Compare an IBGP route in the IP routing table (RIB) with an OSPF route:
RR#show ip route 10.0.11.11 Routing entry for 10.0.11.11/32 Known via "bgp 65000", distance 200, metric 0, type internal Last update from 10.0.1.1 00:00:55 ago Routing Descriptor Blocks: * 10.0.1.1, from 10.0.1.1, 00:00:55 ago Route metric is 0, traffic share count is 1 AS Hops 0 MPLS label: none RR#show ip route 10.0.1.1 Routing entry for 10.0.1.1/32 Known via "ospf 1", distance 110, metric 66, type intra area Last update from 10.0.2.1 on FastEthernet0/0, 00:33:47 ago Routing Descriptor Blocks: * 10.0.2.1, from 10.0.1.1, 00:33:47 ago, via FastEthernet0/0 Route metric is 66, traffic share count is 1
OSPF route has an outgoing interface; it’s computed by the SPF algorithm and transferred in the IP routing table. BGP route has no outgoing interface and its next hop is not directly connected; the router has to perform recursive lookups to find the outgoing interface (recursive lookups are also used to implement EBGP load balancing with loopback interfaces).
Early IOS releases performed a recursive lookup on the first packet sent to a new destination (process switching) and cached the result for subsequent packets (fast switching). Fast switching worked well in early Internet (with few global IP prefixes), but as the Internet grew and address-spraying DoS attacks became common, core routers frequently experienced cache trashing. Large number of packets were being process switched, resulting in very high CPU utilization and occasional router meltdown. It was time to move from cache-assisted forwarding to deterministic forwarding.

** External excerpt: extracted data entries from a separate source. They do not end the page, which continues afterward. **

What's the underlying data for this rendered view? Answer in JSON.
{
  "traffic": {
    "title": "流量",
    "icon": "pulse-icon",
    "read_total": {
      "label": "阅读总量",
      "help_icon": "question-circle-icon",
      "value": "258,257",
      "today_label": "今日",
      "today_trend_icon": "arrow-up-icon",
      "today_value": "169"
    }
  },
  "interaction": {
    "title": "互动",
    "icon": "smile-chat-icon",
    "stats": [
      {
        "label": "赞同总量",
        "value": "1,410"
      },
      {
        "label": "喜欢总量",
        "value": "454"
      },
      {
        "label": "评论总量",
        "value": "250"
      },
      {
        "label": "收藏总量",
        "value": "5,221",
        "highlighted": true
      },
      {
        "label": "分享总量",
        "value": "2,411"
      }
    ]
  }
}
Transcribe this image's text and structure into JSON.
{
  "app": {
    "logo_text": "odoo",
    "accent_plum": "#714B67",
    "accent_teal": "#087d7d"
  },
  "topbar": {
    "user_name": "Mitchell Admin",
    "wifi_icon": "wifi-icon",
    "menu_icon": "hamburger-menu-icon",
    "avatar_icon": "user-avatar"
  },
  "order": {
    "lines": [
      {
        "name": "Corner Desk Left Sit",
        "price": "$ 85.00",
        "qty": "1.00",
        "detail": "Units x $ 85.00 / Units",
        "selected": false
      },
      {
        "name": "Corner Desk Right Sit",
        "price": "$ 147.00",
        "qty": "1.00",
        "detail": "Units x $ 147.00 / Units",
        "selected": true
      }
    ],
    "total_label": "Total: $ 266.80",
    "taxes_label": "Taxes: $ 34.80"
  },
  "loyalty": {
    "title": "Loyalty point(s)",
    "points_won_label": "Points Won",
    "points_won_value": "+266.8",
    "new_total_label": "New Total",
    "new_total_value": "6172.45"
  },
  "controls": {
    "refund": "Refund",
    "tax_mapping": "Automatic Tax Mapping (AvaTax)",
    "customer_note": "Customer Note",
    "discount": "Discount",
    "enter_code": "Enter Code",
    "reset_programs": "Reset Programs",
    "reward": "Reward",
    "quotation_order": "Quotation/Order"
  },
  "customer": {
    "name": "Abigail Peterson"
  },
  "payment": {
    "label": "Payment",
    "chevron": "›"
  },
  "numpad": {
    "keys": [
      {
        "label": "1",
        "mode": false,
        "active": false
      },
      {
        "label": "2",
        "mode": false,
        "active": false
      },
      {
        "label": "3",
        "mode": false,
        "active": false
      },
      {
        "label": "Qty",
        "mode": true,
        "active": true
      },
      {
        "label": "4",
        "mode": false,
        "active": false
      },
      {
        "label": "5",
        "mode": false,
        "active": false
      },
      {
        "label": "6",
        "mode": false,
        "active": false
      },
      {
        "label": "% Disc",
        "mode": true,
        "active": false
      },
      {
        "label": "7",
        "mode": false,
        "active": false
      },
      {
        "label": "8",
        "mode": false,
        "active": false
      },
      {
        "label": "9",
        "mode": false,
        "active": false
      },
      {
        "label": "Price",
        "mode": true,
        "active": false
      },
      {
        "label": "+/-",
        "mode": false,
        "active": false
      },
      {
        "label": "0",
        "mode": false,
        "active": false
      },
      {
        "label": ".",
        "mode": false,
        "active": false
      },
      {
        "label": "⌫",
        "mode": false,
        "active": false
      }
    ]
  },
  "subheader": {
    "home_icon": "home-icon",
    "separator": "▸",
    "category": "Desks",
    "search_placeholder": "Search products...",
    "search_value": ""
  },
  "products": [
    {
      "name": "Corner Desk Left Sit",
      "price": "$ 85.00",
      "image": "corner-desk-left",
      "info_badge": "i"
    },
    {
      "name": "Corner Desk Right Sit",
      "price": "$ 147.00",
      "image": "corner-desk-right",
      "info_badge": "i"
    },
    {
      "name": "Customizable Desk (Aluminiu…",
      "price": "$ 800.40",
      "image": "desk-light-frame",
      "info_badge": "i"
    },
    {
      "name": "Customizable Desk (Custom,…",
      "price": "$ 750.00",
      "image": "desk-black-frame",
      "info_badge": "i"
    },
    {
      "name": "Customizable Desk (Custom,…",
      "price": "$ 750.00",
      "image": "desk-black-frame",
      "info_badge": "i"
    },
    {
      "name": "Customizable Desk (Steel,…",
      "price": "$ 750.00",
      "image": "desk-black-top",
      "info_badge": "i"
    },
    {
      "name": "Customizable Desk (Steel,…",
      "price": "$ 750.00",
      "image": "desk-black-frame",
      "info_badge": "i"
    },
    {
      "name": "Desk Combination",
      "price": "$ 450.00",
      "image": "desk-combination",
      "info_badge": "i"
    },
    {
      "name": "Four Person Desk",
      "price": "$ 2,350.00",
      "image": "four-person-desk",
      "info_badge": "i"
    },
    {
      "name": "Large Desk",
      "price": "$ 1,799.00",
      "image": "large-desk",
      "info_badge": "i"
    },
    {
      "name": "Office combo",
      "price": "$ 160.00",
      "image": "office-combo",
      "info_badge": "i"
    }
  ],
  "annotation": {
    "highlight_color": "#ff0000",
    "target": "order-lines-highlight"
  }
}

Forwarding Information Base (FIB) and Cisco Express Forwarding (CEF) switching were introduced to make layer-3 switching deterministic. When IP routes are copied from RIB to FIB, their next hops are resolved, outgoing interfaces are computed and multiple entries are created when the next-hop resolution results in multiple paths to the same destination.
For example, when the BGP route from the previous printout is inserted into FIB, its next-hop is changed to point to the actual next-hop router. The information about the recursive next-hop is retained, as it allows the router to update the FIB (CEF table) without rescanning and recomputing the whole RIB if the path toward the BGP next-hop changes.
RR#show ip cef 10.0.11.11 detail 10.0.11.11/32, epoch 0, flags rib only nolabel, rib defined all labels recursive via 10.0.1.1 nexthop 10.0.2.1 FastEthernet0/0 label 19
Fully-evaluated FIB (CEF table) can then be used directly for layer-3 switching.